This repository contains the pipleines that power the GLAMR database.
GLAMR is designed to be a centralized resource housing Great Lakes omics datasets analyzed with standardized pipelines and integrated with environmental data.
GLAMR
├── code (scripts)
├── pypelib (Python modules)
├── config
│ ├── conda_yaml (for installing software dependencies)

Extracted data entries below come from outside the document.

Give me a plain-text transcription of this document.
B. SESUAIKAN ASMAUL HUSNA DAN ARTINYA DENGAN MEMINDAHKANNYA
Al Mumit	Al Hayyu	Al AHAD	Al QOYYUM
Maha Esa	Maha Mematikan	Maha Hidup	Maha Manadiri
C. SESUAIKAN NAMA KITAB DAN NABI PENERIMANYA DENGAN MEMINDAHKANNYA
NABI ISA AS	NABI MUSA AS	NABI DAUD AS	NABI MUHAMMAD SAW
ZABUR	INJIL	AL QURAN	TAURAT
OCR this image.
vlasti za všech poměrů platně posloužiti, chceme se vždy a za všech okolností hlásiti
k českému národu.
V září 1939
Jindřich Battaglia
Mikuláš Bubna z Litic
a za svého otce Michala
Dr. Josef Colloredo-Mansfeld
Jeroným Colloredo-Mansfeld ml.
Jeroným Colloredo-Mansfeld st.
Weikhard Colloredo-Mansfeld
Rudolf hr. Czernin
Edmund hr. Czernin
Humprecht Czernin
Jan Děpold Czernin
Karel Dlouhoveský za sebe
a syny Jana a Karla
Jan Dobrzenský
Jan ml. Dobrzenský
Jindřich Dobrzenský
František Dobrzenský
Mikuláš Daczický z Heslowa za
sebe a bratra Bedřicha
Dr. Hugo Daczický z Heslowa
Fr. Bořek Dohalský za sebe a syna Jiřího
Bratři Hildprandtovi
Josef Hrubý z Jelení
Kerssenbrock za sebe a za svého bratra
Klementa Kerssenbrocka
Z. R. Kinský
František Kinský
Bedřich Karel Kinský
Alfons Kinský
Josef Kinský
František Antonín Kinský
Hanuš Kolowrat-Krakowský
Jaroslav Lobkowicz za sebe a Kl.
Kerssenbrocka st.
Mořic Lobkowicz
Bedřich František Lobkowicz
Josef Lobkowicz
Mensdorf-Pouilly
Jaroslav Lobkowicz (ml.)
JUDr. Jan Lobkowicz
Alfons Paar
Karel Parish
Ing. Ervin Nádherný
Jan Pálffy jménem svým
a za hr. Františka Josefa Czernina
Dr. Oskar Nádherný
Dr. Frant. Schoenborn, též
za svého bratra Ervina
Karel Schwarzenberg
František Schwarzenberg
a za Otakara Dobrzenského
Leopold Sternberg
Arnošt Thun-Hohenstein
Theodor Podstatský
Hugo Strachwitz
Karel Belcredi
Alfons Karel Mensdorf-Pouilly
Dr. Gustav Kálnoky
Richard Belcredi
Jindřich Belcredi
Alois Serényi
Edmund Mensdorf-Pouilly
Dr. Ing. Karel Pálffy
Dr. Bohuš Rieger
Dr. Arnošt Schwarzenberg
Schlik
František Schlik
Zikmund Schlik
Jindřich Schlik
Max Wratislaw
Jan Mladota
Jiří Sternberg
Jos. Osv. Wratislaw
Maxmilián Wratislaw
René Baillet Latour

│ └── profiles (for snakemake)
├── data
│ ├── omics [primary data directory]
│ │ └── {sample_type}
| | └── {sample_directories}
│ ├── projects [links to directories in the data/omics folder]
| | └── project_name
| | └── {sample_type}
| | └── {symlinks to sample_directories}
│ ├── reference
│ │ ├── amplicons
│ │ ├── genomes
│ │ ├── MAGs
│ │ └── UMRAD
│ ├── sample_metadata
| └──environment
├── ReadMe.md
└── Snakefile
Snakemake is used extensively to manage the workflows used in this database. A conda environment including dependencies required to execute the pipeline can be found at config/conda_yaml/snakemake.yaml and can be installed with:
conda env create -f config/conda_yaml/snakemake.yaml
And activated with:
conda activate snakemake
Individual rule dependencies are managed with conda and singularity (primarily for R code). To use snakemake's dependency management, it must be run with --sdm conda apptainer. Running snakemake with profiles that can be used to specify a commonly used set of otions like this is encouraged, examples can be found here.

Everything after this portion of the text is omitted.